Q: What are you biggest dining pet peeves?


-People who take too long to decide what to eat. I just want to say “Just order something! It’s not your last meal—you’ll have opportunities to eat again!”

-People who dicker over check-splitting—the worst! If you’re dining out with a group, split the check equally– pay whatever your split is. The one exception: the person who insists on ordering ridiculously expensive bottles of wine. If you’re that person, the polite thing to do then is to tell everyone at the table that you’ll cover it.

-People who are under-dressed for fine-dining restaurants. Restaurants have really fallen down recently about enforcing dress codes—and it spoils the experience for everyone else in the dining room. They should be given the option to eat in the bar, or politely turned away. Same goes for clueless clods who wear hats into the restaurant. They should be told to remove them by the hostess or maître d’.

-People who insist on trying to substitute items from what’s being offered. The chef has put thought into how the dish is prepared and what it’s served with—go with his vision

Q: I often have food envy. How do you always get the best thing on the menu?
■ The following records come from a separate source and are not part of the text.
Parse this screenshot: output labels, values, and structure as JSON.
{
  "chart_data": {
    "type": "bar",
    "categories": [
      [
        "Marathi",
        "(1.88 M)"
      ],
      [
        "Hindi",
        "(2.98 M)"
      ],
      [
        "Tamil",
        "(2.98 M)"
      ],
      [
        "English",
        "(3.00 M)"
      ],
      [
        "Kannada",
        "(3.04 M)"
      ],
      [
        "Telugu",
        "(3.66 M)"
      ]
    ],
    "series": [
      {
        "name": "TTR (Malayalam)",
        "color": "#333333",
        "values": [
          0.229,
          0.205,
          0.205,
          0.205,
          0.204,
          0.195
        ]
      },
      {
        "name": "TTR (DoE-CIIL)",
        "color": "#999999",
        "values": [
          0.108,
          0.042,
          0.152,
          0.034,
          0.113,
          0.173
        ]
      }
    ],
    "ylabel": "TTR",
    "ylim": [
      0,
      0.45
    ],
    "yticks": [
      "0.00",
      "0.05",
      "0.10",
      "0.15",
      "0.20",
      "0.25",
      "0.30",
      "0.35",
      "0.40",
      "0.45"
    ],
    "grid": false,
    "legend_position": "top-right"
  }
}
-A tip from several chef friends of mine: You’ll always get a great steak at a seafood restaurant (and vice-versa). The rationale is this: in the kitchen at a seafood house, there’s one person whose job it is to cook a steak order if it comes in, and they’ll put the proper attention into it to make sure it’s the best-done steak coming out of that kitchen.

-I’m a believer in asking the waiter for their recommendation, or telling them my top two or three choices and asking which I should go with. They’ll rarely steer you wrong.

Q: When traveling in the United States, where must you dine?


-NYC: Old favorites include Balthazar, Minetta Tavern and Pastis. However, a newer go-to is Nomad.

-New Orleans: Strictly old-school—Galatoire’s. Right on Bourbon Street, and Friday lunch there is an hours-long, booze-soaked bacchanal. So Southern.

-LA: Not to be cliché, but we always eat in the courtyard at the Chateau Marmont. I know, I know, but seriously—it really is great food—especially the spaghetti and meatballs. Also for an Old Hollywood Atmosmphere try Musso & Frank.

-Miami: Barton G has a gorgeous outdoor garden dining space. I Love everything on the menu at Michael’s Genuine Food & Drink. Also, The Dutch at the W Hotel for casual dining, and the Cypress Room, in the design district, for a nice meal. Oh, and I love the whole experience at The Forge: an old-school dining experience with a super-cool modern spin.

-Aspen: Another classic—Ajax Tavern. Right in the center of everything. YOU MUST ORDER THE DOUBLE CHEESEBURGER. That is all.

Q: I am always jealous of the people who are obviously loved (and taken care of) by the wait staff. How do you achieve that level of familiarity?



-Have a standard cocktail order. They’ll remember you for it. (Frankly, everyone over the age of 30 should have a standard go-to drink that they can order without thinking. No dithering over a “martini list”—that’s a contradiction in terms right there.) **bonus points if you figure out “your drink” in your 20s.

-Eat at the bar sometimes. Aside from saving a wait for a table, you’ll be served faster, and have a chance to become acquainted with the bartenders and other people around you, who are likely regulars.

-Dine at a place semi-regularly, so you’ll become familiar, and call ahead to let them know you’re coming. It’s good to get your name out there.

-Tip well. Always.

Keep all of this in mind and you really should be on the road to dining heaven. However, I have one last tip. If you have a great experience, always ask to thank the manager. Giving thanks is always a way to get some extra loving. This was how I recently got a view from the top of D.C’s acclaimed Charlie Palmers elusive roof top deck. Thank you goes a long way.